Traditional Chinese painting is a harmonious combination of the arts of painting, calligraphy and engraving skill. It features Chinese characters arranged in imaginative patterns in a very limited space. A master seal engraver must be able to write different styles of the Chinese scripts and arrange all the characters in perfect balance. A master calligrapher sometimes needs to exaggerate the thickness or thinness of a stroke, elaborately straighten or curve it, or even deliberately deform an ideogram to create an artistic effect.

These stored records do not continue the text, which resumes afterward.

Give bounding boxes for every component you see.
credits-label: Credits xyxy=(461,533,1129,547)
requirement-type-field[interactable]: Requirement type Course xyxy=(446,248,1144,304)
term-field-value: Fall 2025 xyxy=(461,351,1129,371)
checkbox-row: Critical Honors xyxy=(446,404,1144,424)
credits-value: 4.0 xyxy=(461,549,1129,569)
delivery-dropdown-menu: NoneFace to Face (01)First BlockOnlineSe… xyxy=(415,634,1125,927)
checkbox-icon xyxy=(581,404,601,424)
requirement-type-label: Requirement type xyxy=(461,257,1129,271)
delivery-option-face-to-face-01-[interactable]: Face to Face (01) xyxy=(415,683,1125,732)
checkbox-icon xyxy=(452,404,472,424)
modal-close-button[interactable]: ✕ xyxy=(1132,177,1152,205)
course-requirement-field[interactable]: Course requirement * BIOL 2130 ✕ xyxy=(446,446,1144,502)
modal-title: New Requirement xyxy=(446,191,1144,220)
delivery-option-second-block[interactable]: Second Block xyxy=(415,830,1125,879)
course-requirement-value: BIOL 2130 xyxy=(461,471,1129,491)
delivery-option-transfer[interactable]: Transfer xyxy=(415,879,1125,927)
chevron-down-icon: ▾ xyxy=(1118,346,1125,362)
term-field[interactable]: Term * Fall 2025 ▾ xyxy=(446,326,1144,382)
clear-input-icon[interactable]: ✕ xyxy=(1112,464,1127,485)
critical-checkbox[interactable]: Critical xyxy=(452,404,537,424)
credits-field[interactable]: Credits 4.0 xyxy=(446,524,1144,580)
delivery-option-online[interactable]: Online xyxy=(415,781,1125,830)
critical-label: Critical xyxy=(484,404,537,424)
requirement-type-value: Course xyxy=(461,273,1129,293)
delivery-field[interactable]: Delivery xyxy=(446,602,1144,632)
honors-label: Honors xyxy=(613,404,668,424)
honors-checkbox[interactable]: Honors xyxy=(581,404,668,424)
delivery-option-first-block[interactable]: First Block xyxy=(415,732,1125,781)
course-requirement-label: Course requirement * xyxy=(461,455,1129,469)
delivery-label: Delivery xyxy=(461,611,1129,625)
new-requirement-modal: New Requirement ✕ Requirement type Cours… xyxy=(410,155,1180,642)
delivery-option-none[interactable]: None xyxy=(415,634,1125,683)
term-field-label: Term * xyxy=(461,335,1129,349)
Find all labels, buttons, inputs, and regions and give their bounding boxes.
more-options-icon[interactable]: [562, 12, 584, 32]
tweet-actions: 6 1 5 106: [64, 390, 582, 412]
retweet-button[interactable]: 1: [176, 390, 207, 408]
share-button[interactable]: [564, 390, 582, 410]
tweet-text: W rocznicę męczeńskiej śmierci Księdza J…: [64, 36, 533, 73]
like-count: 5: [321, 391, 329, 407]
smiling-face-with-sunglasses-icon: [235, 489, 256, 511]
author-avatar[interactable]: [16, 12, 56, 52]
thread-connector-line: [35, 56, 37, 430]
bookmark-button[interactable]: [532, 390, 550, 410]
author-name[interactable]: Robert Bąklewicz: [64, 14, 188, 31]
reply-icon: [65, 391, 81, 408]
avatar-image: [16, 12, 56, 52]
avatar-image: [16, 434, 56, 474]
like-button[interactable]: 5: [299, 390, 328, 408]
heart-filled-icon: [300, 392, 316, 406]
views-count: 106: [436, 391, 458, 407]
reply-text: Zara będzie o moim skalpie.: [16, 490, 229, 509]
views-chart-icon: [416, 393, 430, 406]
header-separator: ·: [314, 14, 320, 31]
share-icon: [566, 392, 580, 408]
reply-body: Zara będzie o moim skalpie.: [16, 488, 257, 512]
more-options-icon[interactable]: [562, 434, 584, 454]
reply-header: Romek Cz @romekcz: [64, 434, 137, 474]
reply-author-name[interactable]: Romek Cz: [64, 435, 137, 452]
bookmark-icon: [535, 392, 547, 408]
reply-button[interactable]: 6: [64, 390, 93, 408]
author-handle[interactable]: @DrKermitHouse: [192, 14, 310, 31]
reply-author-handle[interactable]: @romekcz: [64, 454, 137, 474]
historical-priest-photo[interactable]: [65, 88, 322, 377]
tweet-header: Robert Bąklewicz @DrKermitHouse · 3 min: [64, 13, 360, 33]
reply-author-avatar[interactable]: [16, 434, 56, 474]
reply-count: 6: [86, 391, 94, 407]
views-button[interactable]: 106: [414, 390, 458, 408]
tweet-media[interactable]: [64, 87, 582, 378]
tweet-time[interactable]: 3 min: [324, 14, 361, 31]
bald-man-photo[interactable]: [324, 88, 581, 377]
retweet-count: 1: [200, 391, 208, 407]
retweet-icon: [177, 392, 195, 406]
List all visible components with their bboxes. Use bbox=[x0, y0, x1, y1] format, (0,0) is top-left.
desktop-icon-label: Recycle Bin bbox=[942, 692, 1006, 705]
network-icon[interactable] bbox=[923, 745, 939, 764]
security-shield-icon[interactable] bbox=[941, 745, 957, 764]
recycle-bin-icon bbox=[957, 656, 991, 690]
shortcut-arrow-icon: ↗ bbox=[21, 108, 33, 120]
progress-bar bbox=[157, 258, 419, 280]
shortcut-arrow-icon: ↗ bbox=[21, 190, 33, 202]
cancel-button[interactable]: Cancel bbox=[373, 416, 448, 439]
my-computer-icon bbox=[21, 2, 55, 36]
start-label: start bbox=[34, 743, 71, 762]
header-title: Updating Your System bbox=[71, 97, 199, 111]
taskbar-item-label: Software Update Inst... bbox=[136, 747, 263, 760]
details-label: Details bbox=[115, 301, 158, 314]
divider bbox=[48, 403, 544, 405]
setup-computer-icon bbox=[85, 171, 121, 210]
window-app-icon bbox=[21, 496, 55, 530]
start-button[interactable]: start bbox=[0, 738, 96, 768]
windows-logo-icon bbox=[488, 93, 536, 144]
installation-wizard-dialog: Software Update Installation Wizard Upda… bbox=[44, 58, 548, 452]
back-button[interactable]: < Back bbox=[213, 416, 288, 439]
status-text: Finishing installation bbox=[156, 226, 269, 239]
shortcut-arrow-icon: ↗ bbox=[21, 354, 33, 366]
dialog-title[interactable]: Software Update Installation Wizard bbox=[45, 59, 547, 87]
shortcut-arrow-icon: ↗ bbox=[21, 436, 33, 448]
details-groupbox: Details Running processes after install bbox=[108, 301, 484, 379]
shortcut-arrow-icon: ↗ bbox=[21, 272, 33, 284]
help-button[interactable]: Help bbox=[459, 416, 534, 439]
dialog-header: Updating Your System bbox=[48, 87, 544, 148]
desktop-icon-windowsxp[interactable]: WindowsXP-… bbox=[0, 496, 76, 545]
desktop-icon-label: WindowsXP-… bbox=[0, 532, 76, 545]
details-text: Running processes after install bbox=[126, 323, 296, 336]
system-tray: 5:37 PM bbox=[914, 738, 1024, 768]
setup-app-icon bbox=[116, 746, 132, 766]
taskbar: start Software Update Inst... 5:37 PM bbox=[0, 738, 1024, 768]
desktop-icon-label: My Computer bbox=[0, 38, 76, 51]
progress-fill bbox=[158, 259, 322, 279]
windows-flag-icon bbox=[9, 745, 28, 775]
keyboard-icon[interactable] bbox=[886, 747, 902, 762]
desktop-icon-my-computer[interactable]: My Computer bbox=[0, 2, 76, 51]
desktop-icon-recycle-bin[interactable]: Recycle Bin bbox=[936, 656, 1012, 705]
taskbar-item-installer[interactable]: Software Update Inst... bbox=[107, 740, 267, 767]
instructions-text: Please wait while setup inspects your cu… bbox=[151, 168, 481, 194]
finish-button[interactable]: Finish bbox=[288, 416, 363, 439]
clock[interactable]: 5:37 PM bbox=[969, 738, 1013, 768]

"A perfect seal is very much determined by the engraver`s speed and strength of his wrist and finger movements," Zhao said. "As well as the particular tool he uses, he should be very familiar with the various materials-jade, gold, brass, stone, wood and so on-so that he can apply his tool with the right exertion and rhythm."
Every time Zhao carries out an important engraving work, he travels to other provinces to select the best stones. Most valuable for engravers is a kind of stone that emperors of the Qing Dynasty used to put a piece of this on the table for wealth and good luck when they held ceremonies to worship heaven.
Two months ago, as a member of a Chinese folk art delegation, Zhao went to Russia to attend a Year of China event, bringing his artistic seals and best wishes to the Russians. Since 1992, Zhao has written several textbooks, such as Basis of Engraving, 18 courses on Preliminary Seal Carving and Art of Chinese Seal Engraving.
He said he would not have been able to cultivate the peace needed to create fine works were it not for the support of his wife, who understands the painstaking work requires long hours, and a quiet environment.
"I always feel grateful to my wife," he said. "She has gone through hard times with me. Sometimes I worked so long that my wife would stalk in to bring me some food of drink.
"That could easily annoy me, so I lost my temper and yelled at her. Only after I finished the work at hand did I realize what I`d done to her."